There are two major drivers today which are resulted from the shift to complex, multi-beam, multi-orbit programs. One driver is the exponential complexity involved in managing and orchestrating satellite resources on all levels, and the other is the ability to seamlessly integrate into terrestrial networks leveraging cloud compute and telco standards such as MEF and 3GPP. AI and ML will play crucial role in enabling dynamic service orchestration of the super complex technology and service delivery elements of the new constellations; the other main factor is not strictly technological — it’s basically the ability of technology providers to adopt and adhere to telco standards, interfaces and requirements without exposing all the internal satellite-specific details and proprietary implementations.

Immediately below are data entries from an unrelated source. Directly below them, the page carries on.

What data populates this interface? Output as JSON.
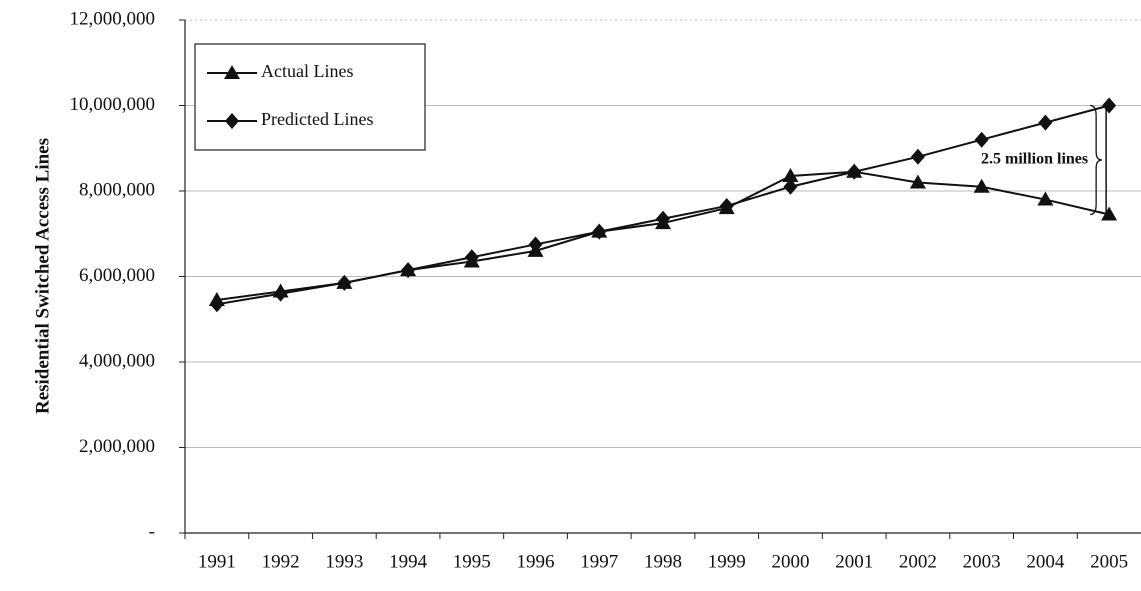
{
  "chart_data": {
    "type": "line",
    "y_label": "Residential Switched Access Lines",
    "categories": [
      "1991",
      "1992",
      "1993",
      "1994",
      "1995",
      "1996",
      "1997",
      "1998",
      "1999",
      "2000",
      "2001",
      "2002",
      "2003",
      "2004",
      "2005"
    ],
    "series": [
      {
        "name": "Actual Lines",
        "color": "#111111",
        "marker": "triangle",
        "values": [
          5450000,
          5650000,
          5850000,
          6150000,
          6350000,
          6600000,
          7050000,
          7250000,
          7600000,
          8350000,
          8450000,
          8200000,
          8100000,
          7800000,
          7450000
        ]
      },
      {
        "name": "Predicted Lines",
        "color": "#111111",
        "marker": "diamond",
        "values": [
          5350000,
          5600000,
          5850000,
          6150000,
          6450000,
          6750000,
          7050000,
          7350000,
          7650000,
          8100000,
          8450000,
          8800000,
          9200000,
          9600000,
          10000000
        ]
      }
    ],
    "annotation": "2.5 million lines",
    "ylim": [
      0,
      12000000
    ],
    "yticks": [
      {
        "value": 0,
        "label": "-"
      },
      {
        "value": 2000000,
        "label": "2,000,000"
      },
      {
        "value": 4000000,
        "label": "4,000,000"
      },
      {
        "value": 6000000,
        "label": "6,000,000"
      },
      {
        "value": 8000000,
        "label": "8,000,000"
      },
      {
        "value": 10000000,
        "label": "10,000,000"
      },
      {
        "value": 12000000,
        "label": "12,000,000"
      }
    ],
    "grid": true,
    "legend": "top-left"
  }
}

Third, disruptive technology should be LEO (and cost effective ground equipment) in that it threatens traditional GEO VSAT customers (ISPs, Mobile Backhaul, enterprise connectivity, etc) and success of LEO can have detrimental ripple effects into the current business model of GEO bound satellite service providers.

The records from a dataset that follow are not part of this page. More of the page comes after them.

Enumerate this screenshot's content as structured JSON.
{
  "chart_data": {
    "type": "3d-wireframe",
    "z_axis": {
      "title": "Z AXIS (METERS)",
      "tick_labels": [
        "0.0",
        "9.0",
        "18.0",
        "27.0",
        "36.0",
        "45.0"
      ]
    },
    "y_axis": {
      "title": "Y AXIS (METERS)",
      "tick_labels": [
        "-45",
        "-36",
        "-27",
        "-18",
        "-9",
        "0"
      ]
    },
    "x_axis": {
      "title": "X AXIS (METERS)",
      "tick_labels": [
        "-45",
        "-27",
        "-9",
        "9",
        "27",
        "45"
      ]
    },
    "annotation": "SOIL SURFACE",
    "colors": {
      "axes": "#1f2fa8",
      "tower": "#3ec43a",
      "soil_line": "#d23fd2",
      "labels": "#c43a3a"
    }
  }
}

In some ways they are... the ever-increasing demand for more ubiquitous bandwidth and services is continuing, and the major operators are still coping with the consolidation consequences that has been going on over the past five years or so. The inherent tension between converging as many services as possible on a single scalable platform while still not locking themselves into single vendor will keep pushing technology providers to expand their offering and may also produce unexpected vendor equipment collaborations. We have already seen this happening with a couple major vendor mergers that are coping with challenges of their own. As said before SpaceBridge is open to any collaborations of any type if there are synergies that can be turned into new or expanded business.
These are exciting times for the satellite industry. We are in a midst of a technological evolution that started last decade and will likely continue well into this one. The market drivers are all more or less the same, a mix of the traditional ecosystem and new vertically integrated unicorn players, with the environmental and economic changes that COVID-19 imposed on everyone, but did not significantly change the overall technology direction.
The movement toward diverse and complex satellite constellations and convergence with the big telco world will continue to drive all the peripheral technology ecosystem around it. On the user terminal side, the quest for the holy grail ESA terminal is far from over and we’ll likely see more developments there both in terms of technology and change in the players.
SpaceBridge is excited to be on the cusp of this movement and see ourselves as a major player in pushing the satellite industry forward.
Author David Gelerman is the President and Chief Executive Officer of SpaceBridge.